It is once again time to prepare our hearts for worship. One way that we prepare for worship is prayer. I think prayer is absolutely essential in preparing our hearts for worship. Maybe you have had a long, discouraging week. Maybe you don’t even feel like praying because this week has been difficult or frustrating. The great Scottish pastor of the 1800’s Robert Murray M’Cheyne says that if we are feeling sad or frustrated we should: “Go and tell Jesus; spread out your sorrows at his feet. He knows them all; feels for you in them all.” So, maybe we just come to God in prayer and say: “Father I am feeling discouraged, I am feeling stressed out with work, or school, or whatever it may be.” We should just pour out our hearts to God. J.C. Ryle says: “Fear not because your prayer is stammering, your words feeble, and your language poor. Jesus can understand you.” So, let’s just pour our hearts out to God in prayer. Just be transparent with the Lord in prayer. My brother Mark uses the illustration of a dirty cup of water. We have this dirty cup of water which is our sadness, or discouragement, and our sin. We take this dirty cup and we just pour it out to God in prayer. Then we take the crystal clear water of the promises of God and the glorious gospel and we pour that back into our souls.
In Lamentations 3 we see something like this. The author says: “my soul is bereft of peace; I have forgotten what happiness is;” He goes on: “My soul continually…is bowed down within me.” This is the dirty cup of water. Then here comes the crystal clear water of the promises of God. In verses 21-24 of chapter 3 he says: “But this I call to mind, and therefore I have hope: 22 The steadfast love of the Lord never ceases; his mercies never come to an end; 23 they are new every morning; great is your faithfulness. 24 “The Lord is my portion,” says my soul, “therefore I will hope in him.” So, let’s start preparing for worship by just going to God in prayer and pouring out our dirty cup of water, and then begin to pour the fresh water of the gospel and the promises of God into our souls.
Jordan Kauflin says: “How we prepare for our Sunday gatherings is directly related to how much we benefit from our time together.” He goes on to say that we should prepare to receive. “Every time we gather as a church, God will speak to us as his word is preached, sung, read, and studied. Hearing from God is a weighty and glorious thing. Just read Exodus 19–20. To see God for who he is, to be overwhelmed by his greatness and holiness, to experience his presence, to see his boundless love and mercy, to encounter what should make our hearts tremble. Through Jesus, we can boldly come and receive (Hebrews 10:19–22), but confidence does not equal casualness. Prepare by asking God to help you receive his revelation with gratefulness and humility.” So, let’s ask God to stir up our affections for Him, and let’s pray for Ian, Jerry, and Mark who will be leading us in worship. The last thing I will mention before I get to the text is something I read recently from Paul Tripp. This is something that I think is helpful as we prepare to worship. Tripp says: “Worship is designed to remind you that in the center of all things is a glorious and gracious King, and this king is not you.”

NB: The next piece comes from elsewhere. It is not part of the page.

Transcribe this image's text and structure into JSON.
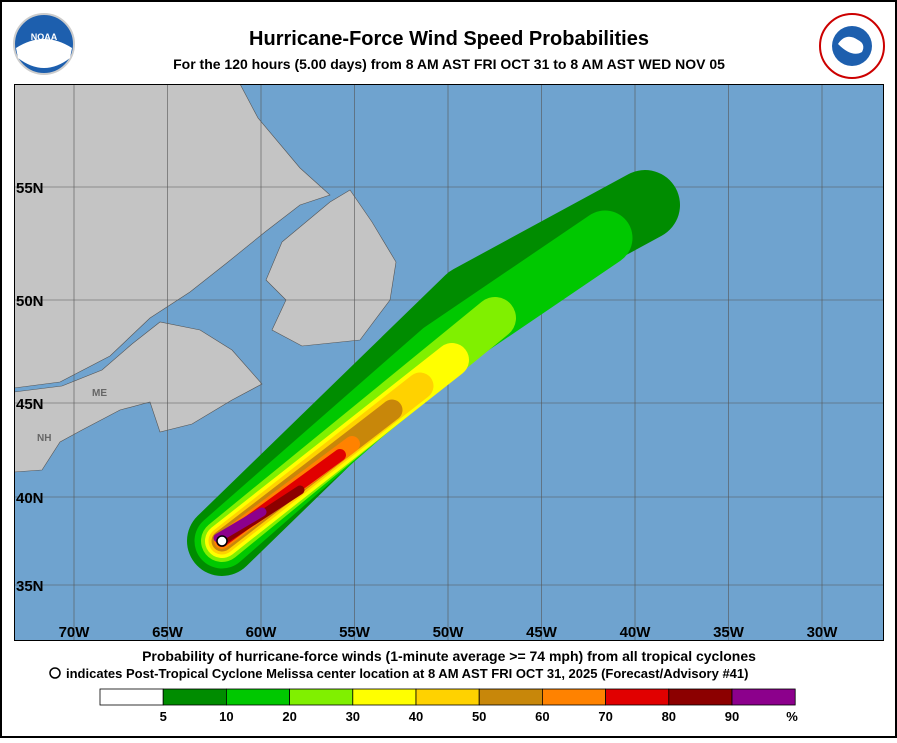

Mark will be preaching through portions of Genesis 10-12. I am including Genesis 12:1-9 below:
Now the Lord said to Abram, “Go from your country and your kindred and your father’s house to the land that I will show you. 2 And I will make of you a great nation, and I will bless you and make your name great, so that you will be a blessing. 3 I will bless those who bless you, and him who dishonors you I will curse, and in you all the families of the earth shall be blessed.”
4 So Abram went, as the Lord had told him, and Lot went with him. Abram was seventy-five years old when he departed from Haran. 5 And Abram took Sarai his wife, and Lot his brother’s son, and all their possessions that they had gathered, and the people that they had acquired in Haran, and they set out to go to the land of Canaan. When they came to the land of Canaan, 6 Abram passed through the land to the place at Shechem, to the oak of Moreh. At that time the Canaanites were in the land. 7 Then the Lord appeared to Abram and said, “To your offspring I will give this land.” So he built there an altar to the Lord, who had appeared to him. 8 From there he moved to the hill country on the east of Bethel and pitched his tent, with Bethel on the west and Ai on the east. And there he built an altar to the Lord and called upon the name of the Lord. 9 And Abram journeyed on, still going toward the Negeb.